Aver fede nell’essere è fiducia in sé stessi. L’essere contiene tutto ciò che conosciamo, ciò che siamo e ciò che non conosciamo di noi. Tutto interagisce nell’essere, pesca nella memoria e nel futuro, è il tessuto che genera il genio e la sciocchezza. Questo non significa che tutto sia uguale, che non capiamo cosa ci fa bene o ci dà piacere e cosa è negativo, c’è un discernere che è un processo in parte cosciente e in parte si affida all’intuizione, ciò che ne esce è comunque contenuto nell’essere. Questa percezione che siamo più grandi e più capienti del giudizio che di volta in volta abbiamo su di noi, non è alterigia o peggio supponenza, ma piuttosto la percezione che quella parte in ombra che è sempre nostro essere, andrebbe rispettata, indagata con rispetto, accolta con umiltà. Pensiamo alla capacità di fantasticare, quella di immaginare scenari con veridicità elevate, la possibilità di ricordare, di elaborare un ricordo e riconnetterlo al presente. Il ricordo diventa vero nel processo che lo riporta al presente e contiene non solo il fatto accaduto, quanto mai impreciso, ma tutta la strada che lo riporta fino a noi, ossia l’essere com’è mutato. L’essere contiene il giusto e l’ingiusto, non sono capacità immanenti, ma forse ci sono tratti comuni della specie che affondano nell’istinto di conservazione e nei rapporti di clan che diventano archetipi trasmissibili. Questo emergere del giusto è connesso con un rapporto paritario tra specie, una sorta di armistizio che rende norma la cooperazione in funzione di un benessere. L’essere non cessa di essere tale nel gruppo, trova l’individualità come coscienza e mezzo di relazione e al tempo stesso accresce la sua capacità di crescita. La conoscenza è gli strumenti di comprensione si accrescono nell’analogia, diventano memoria di gruppo e sono trasmissibili, quando diventano limite è l’essere che si porta oltre e li infrange secondo un obbligo di fedeltà a sé che pacifica il confronto tra esteriore e interiore. Chi ci conosce davvero siamo noi stessi, è la solitudine della comprensione che sente il limite del comunicare. Il senso del vivere diviene la comprensione di ciò che è potenziale, che è presente ma non conosciuto. In questo consiste il vivere come approssimazione di ciò che siamo interamente, con la verità che rappresentiamo e che ci accompagna in ogni nostro pensiero, sogno, passione, scelta.

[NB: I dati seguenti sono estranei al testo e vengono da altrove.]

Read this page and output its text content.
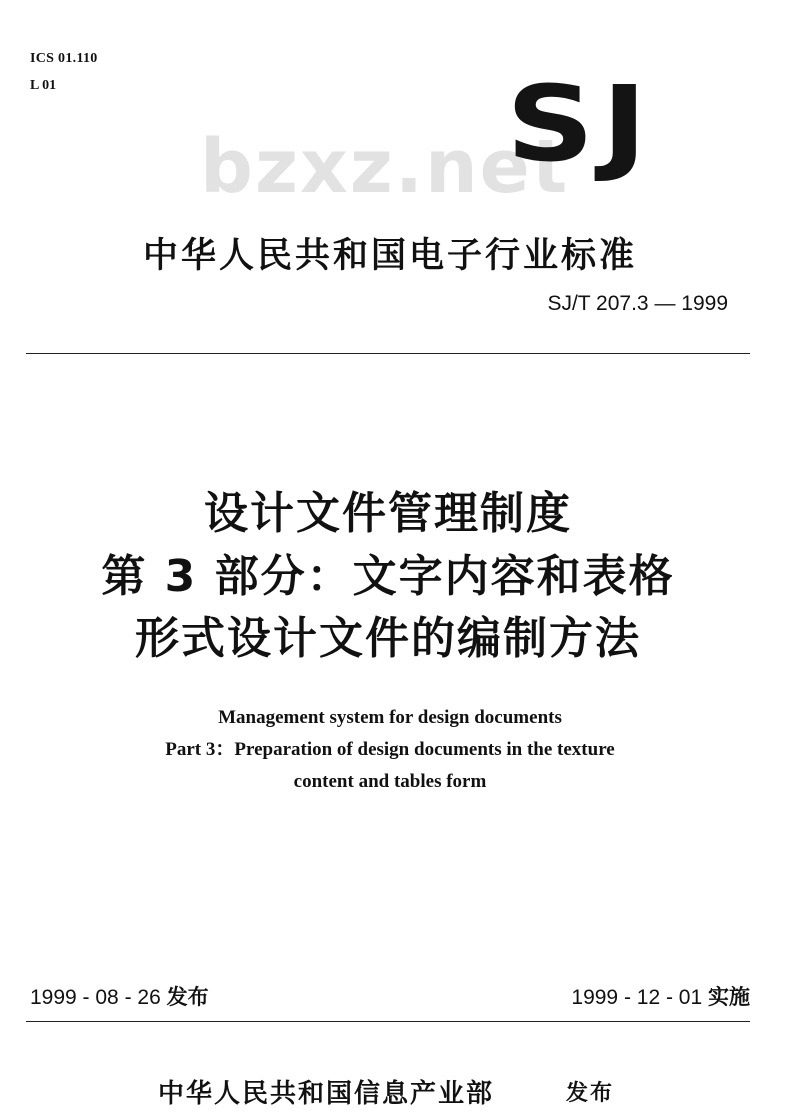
ICS 01.110
L 01
bzxz.net
SJ
中华人民共和国电子行业标准
SJ/T 207.3 — 1999
设计文件管理制度
第 3 部分：文字内容和表格
形式设计文件的编制方法
Management system for design documents
Part 3：Preparation of design documents in the texture
content and tables form
1999 - 08 - 26 发布	1999 - 12 - 01 实施
中华人民共和国信息产业部	发布
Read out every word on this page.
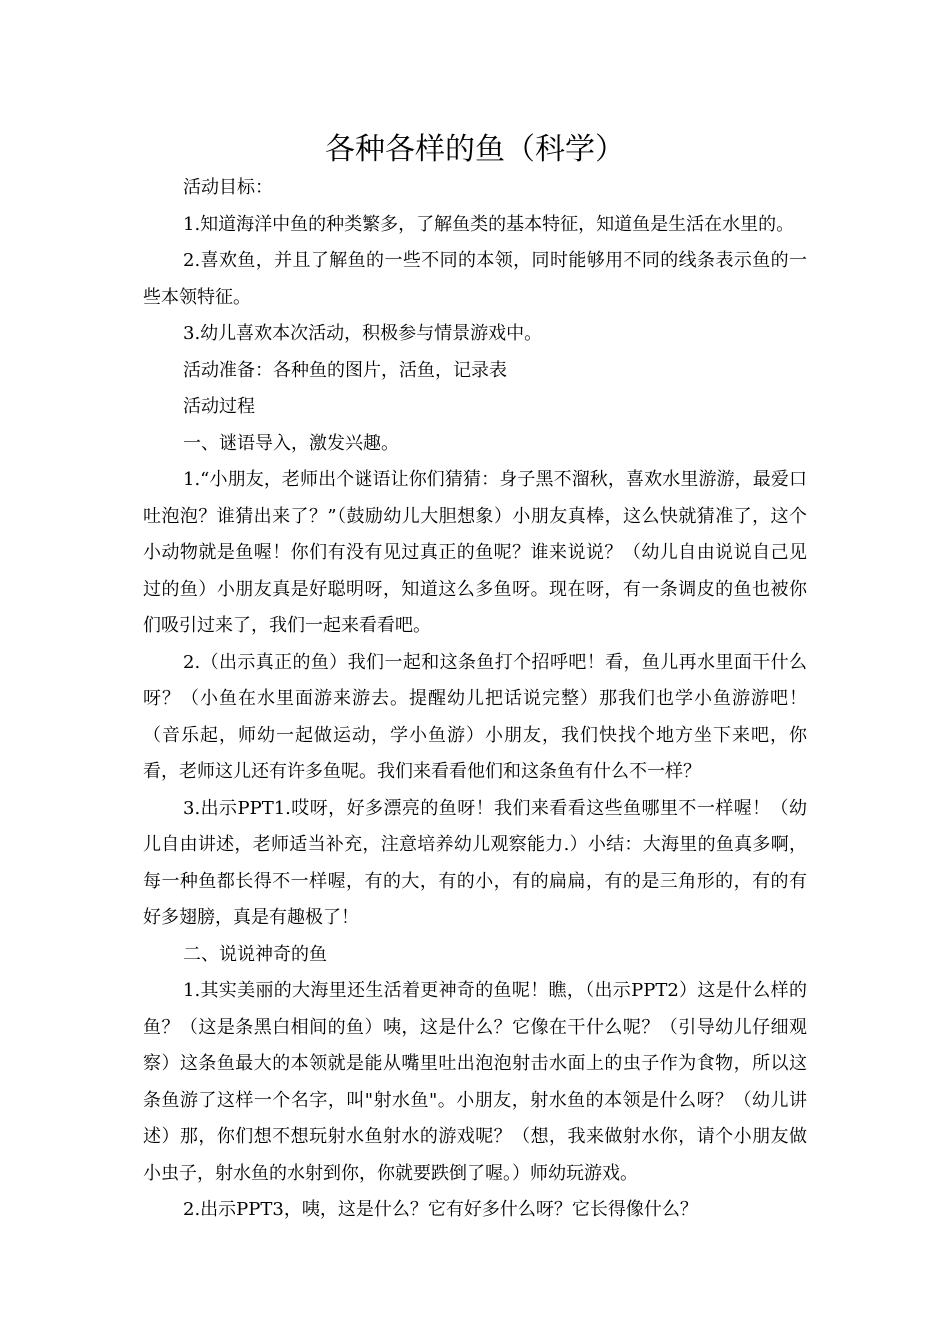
各种各样的鱼（科学）

活动目标：

1.知道海洋中鱼的种类繁多，了解鱼类的基本特征，知道鱼是生活在水里的。

2.喜欢鱼，并且了解鱼的一些不同的本领，同时能够用不同的线条表示鱼的一些本领特征。

3.幼儿喜欢本次活动，积极参与情景游戏中。

活动准备：各种鱼的图片，活鱼，记录表

活动过程

一、谜语导入，激发兴趣。

1.“小朋友，老师出个谜语让你们猜猜：身子黑不溜秋，喜欢水里游游，最爱口吐泡泡？谁猜出来了？”（鼓励幼儿大胆想象）小朋友真棒，这么快就猜准了，这个小动物就是鱼喔！你们有没有见过真正的鱼呢？谁来说说？（幼儿自由说说自己见过的鱼）小朋友真是好聪明呀，知道这么多鱼呀。现在呀，有一条调皮的鱼也被你们吸引过来了，我们一起来看看吧。

2.（出示真正的鱼）我们一起和这条鱼打个招呼吧！看，鱼儿再水里面干什么呀？（小鱼在水里面游来游去。提醒幼儿把话说完整）那我们也学小鱼游游吧！（音乐起，师幼一起做运动，学小鱼游）小朋友，我们快找个地方坐下来吧，你看，老师这儿还有许多鱼呢。我们来看看他们和这条鱼有什么不一样？

3.出示PPT1.哎呀，好多漂亮的鱼呀！我们来看看这些鱼哪里不一样喔！（幼儿自由讲述，老师适当补充，注意培养幼儿观察能力.）小结：大海里的鱼真多啊，每一种鱼都长得不一样喔，有的大，有的小，有的扁扁，有的是三角形的，有的有好多翅膀，真是有趣极了！

二、说说神奇的鱼

1.其实美丽的大海里还生活着更神奇的鱼呢！瞧，（出示PPT2）这是什么样的鱼？（这是条黑白相间的鱼）咦，这是什么？它像在干什么呢？（引导幼儿仔细观察）这条鱼最大的本领就是能从嘴里吐出泡泡射击水面上的虫子作为食物，所以这条鱼游了这样一个名字，叫"射水鱼"。小朋友，射水鱼的本领是什么呀？（幼儿讲述）那，你们想不想玩射水鱼射水的游戏呢？（想，我来做射水你，请个小朋友做小虫子，射水鱼的水射到你，你就要跌倒了喔。）师幼玩游戏。

2.出示PPT3，咦，这是什么？它有好多什么呀？它长得像什么？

Ho letto a lungo. La luce ha tagliato la stanza, mi ha raggiunto, avvolto, abbandonato. Cercava curiosa le cose. Sembrava riflettere sul loro ordine perché si soffermava sulle pile di libri, sulle riviste, sugli oggetti messi in attesa. Ha percorso tre pareti prima di assumere una gradazione pensosa. Le nubi assorbivano il tramonto. In questa stagione rifulge di rossi e aranciati prima di scivolare verso le tonalità del blu. Già si vedono le stelle e l’impero della luce traccia le linee dei monti, attende la notte. Seguendo la luce, lo sguardo si è alzato dalla pagina, e sollevato dalla distrazione dal testo si è sentito libero. A volte il bello della scrittura, la sua precisione nello scavare e nel descrivere le altrui emozioni genera fatica e chiede di poter fare propria la bellezza e la bravura, ma prende, coinvolge profondamente, affatica. Così ho visto le piante aromatiche sul balcone. Ciascuna di esse aveva la difficoltà dell’estate, la lontananza dalla serra che le ha partorite. Le loro foglie sono poca cosa rispetto all’opulenza del sottobosco, i prati stanno riprendendo il sopravvento sulla terra rasata, mentre il fieno dell’ultimo taglio non è ancora nei fienili. Fiori ed erbe trovano equilibri, succhiano con decisione la vita, esondano nel sottobosco, gareggiando con miriadi di felci ed erbe da ombra e fiori e orchidee selvatiche. Le mie aromatiche si accontentano di una vita modesta in attesa di nuovi spazi e fanno il loro lavoro, con dedizione e umiltà pensosa. Dialogano con la luce e l’acqua, con il mio sguardo, chiedono comprensione per la fatica di vivere e regalare profumo. Però sono amiche della notte e i loro sogni sono nel profumo che si fa più intenso mentre il buio avvolge la stanza e le cose. La notte cancella l’ordine e il senso, fa emergere altre guide per i pensieri di chi ancora non ha sonno.
E il riposo è lasciar scorrere nuove regole, togliere barriere e prima di dormire alzare gli occhi al cielo per cercare la luna. La stessa che in questa notte, molti anni fa, veniva toccata per la prima volta da un uomo. Impieghiamo troppo tempo a lasciarci cambiare dai fatti, l’uomo non è diventato migliore da allora e ancor oggi un libro può spostare più a lungo il pensiero di un’impresa. Così le vite, nel loro mistero, racchiudono più desideri e sogni di quanti ne contenga l’orgoglio e la tecnologia che diventa storia.